= Guru Rao =

American biochemist

A. Gururaj Rao is an Indian-American biochemist.

A. Gururaj Rao (also known as Guru Rao and Aragula Rao) has over 40 years of research experience in biochemistry/molecular biology, and leadership experience in research administration in academia and the private sector. Rao obtained his doctorate from the University of Mysore and completed postdoctoral research at Case Western University before beginning his academic career on the University of South Carolina faculty as a research assistant professor from 1983 to 1987. In 1988, Rao shifted from academia into the world of corporate research. He joined Des Moines based Pioneer Hi-Bred International (now Corteva) as a protein biochemist in the biotechnology division where he engaged in techniques in protein engineering for improving the nutritional value and disease resistance in crop plants such as corn and soybean.

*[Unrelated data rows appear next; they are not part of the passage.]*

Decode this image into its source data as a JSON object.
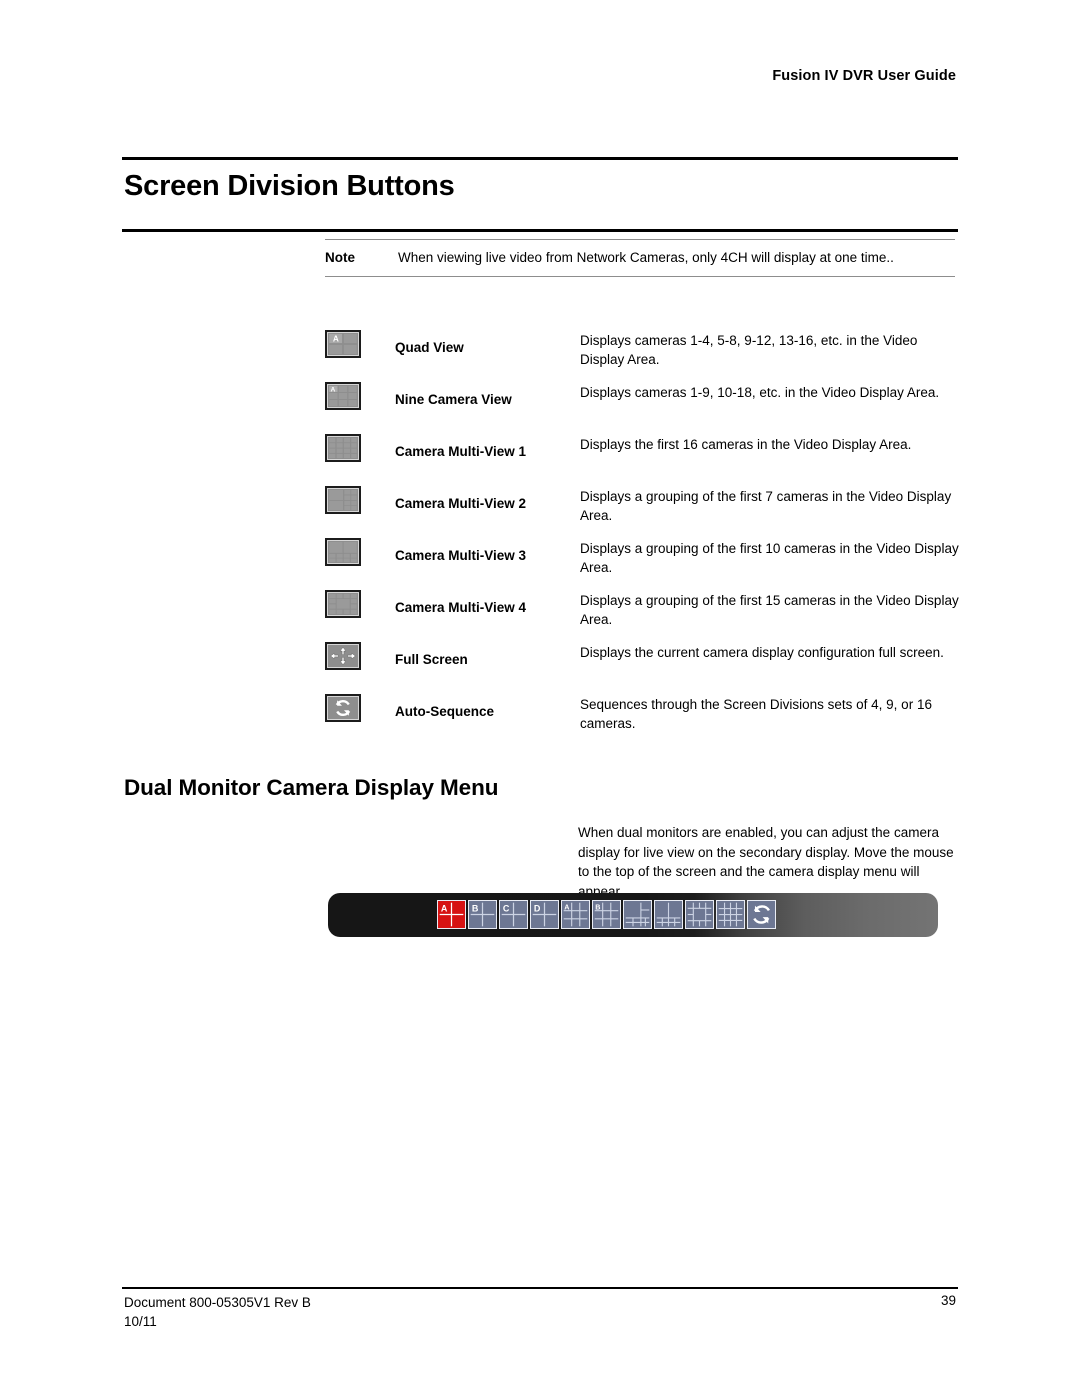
{
  "header": {
    "running_title": "Fusion IV DVR User Guide"
  },
  "section": {
    "h1": "Screen Division Buttons",
    "h2": "Dual Monitor Camera Display Menu"
  },
  "note": {
    "label": "Note",
    "text": "When viewing live video from Network Cameras, only 4CH will display at one time.."
  },
  "icon_table": {
    "rows": [
      {
        "icon": "quad-view-icon",
        "label": "Quad View",
        "description": "Displays cameras 1-4, 5-8, 9-12, 13-16, etc. in the Video Display Area."
      },
      {
        "icon": "nine-camera-view-icon",
        "label": "Nine Camera View",
        "description": "Displays cameras 1-9, 10-18, etc. in the Video Display Area."
      },
      {
        "icon": "camera-multi-view-1-icon",
        "label": "Camera Multi-View 1",
        "description": "Displays the first 16 cameras in the Video Display Area."
      },
      {
        "icon": "camera-multi-view-2-icon",
        "label": "Camera Multi-View 2",
        "description": "Displays a grouping of the first 7 cameras in the Video Display Area."
      },
      {
        "icon": "camera-multi-view-3-icon",
        "label": "Camera Multi-View 3",
        "description": "Displays a grouping of the first 10 cameras in the Video Display Area."
      },
      {
        "icon": "camera-multi-view-4-icon",
        "label": "Camera Multi-View 4",
        "description": "Displays a grouping of the first 15 cameras in the Video Display Area."
      },
      {
        "icon": "full-screen-icon",
        "label": "Full Screen",
        "description": "Displays the current camera display configuration full screen."
      },
      {
        "icon": "auto-sequence-icon",
        "label": "Auto-Sequence",
        "description": "Sequences through the Screen Divisions sets of 4, 9, or 16 cameras."
      }
    ]
  },
  "body": {
    "paragraph": "When dual monitors are enabled, you can adjust the camera display for live view on the secondary display. Move the mouse to the top of the screen and the camera display menu will appear."
  },
  "dual_monitor_menu": {
    "buttons": [
      {
        "name": "quad-view-a-button",
        "badge": "A",
        "selected": true
      },
      {
        "name": "quad-view-b-button",
        "badge": "B",
        "selected": false
      },
      {
        "name": "quad-view-c-button",
        "badge": "C",
        "selected": false
      },
      {
        "name": "quad-view-d-button",
        "badge": "D",
        "selected": false
      },
      {
        "name": "nine-camera-view-a-button",
        "badge": "A",
        "selected": false
      },
      {
        "name": "nine-camera-view-b-button",
        "badge": "B",
        "selected": false
      },
      {
        "name": "camera-multi-view-2-button",
        "badge": "",
        "selected": false
      },
      {
        "name": "camera-multi-view-3-button",
        "badge": "",
        "selected": false
      },
      {
        "name": "camera-multi-view-4-button",
        "badge": "",
        "selected": false
      },
      {
        "name": "camera-multi-view-1-button",
        "badge": "",
        "selected": false
      },
      {
        "name": "auto-sequence-button",
        "badge": "",
        "selected": false
      }
    ]
  },
  "footer": {
    "document_line1": "Document 800-05305V1 Rev B",
    "document_line2": "10/11",
    "page_number": "39"
  },
  "colors": {
    "accent_selected": "#d61212",
    "button_face": "#6d7793",
    "toolbar_dark": "#161616",
    "rule": "#000000"
  }
}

He subsequently joined the Iowa State University faculty, where he later served as chair of the Roy J. Carver Department of Biochemistry, Biophysics and Molecular Biology. Rao was also associate vice president for research during his tenure at Iowa State. In 2020, Rao served as interim vice president for research between the retirement of Sarah Nusser to the appointment of Peter K. Dorhout. Upon retiring from Iowa State, Rao was granted emeritus status.

Rao was elected a fellow of the American Association for the Advancement of Science in 2016, and awarded an equivalent honor from the National Academy of Inventors in 2019. In 2023 Rao was included in Marquis Who's Who. He has numerous patents and peer-reviewed publications and served as associate editor for the journals, PLOS ONE and Journal of Proteins and Proteomics (India). Rao pursues an avid interest in science communication and fostering research-based innovation and entrepreneurship strategies in the academic community.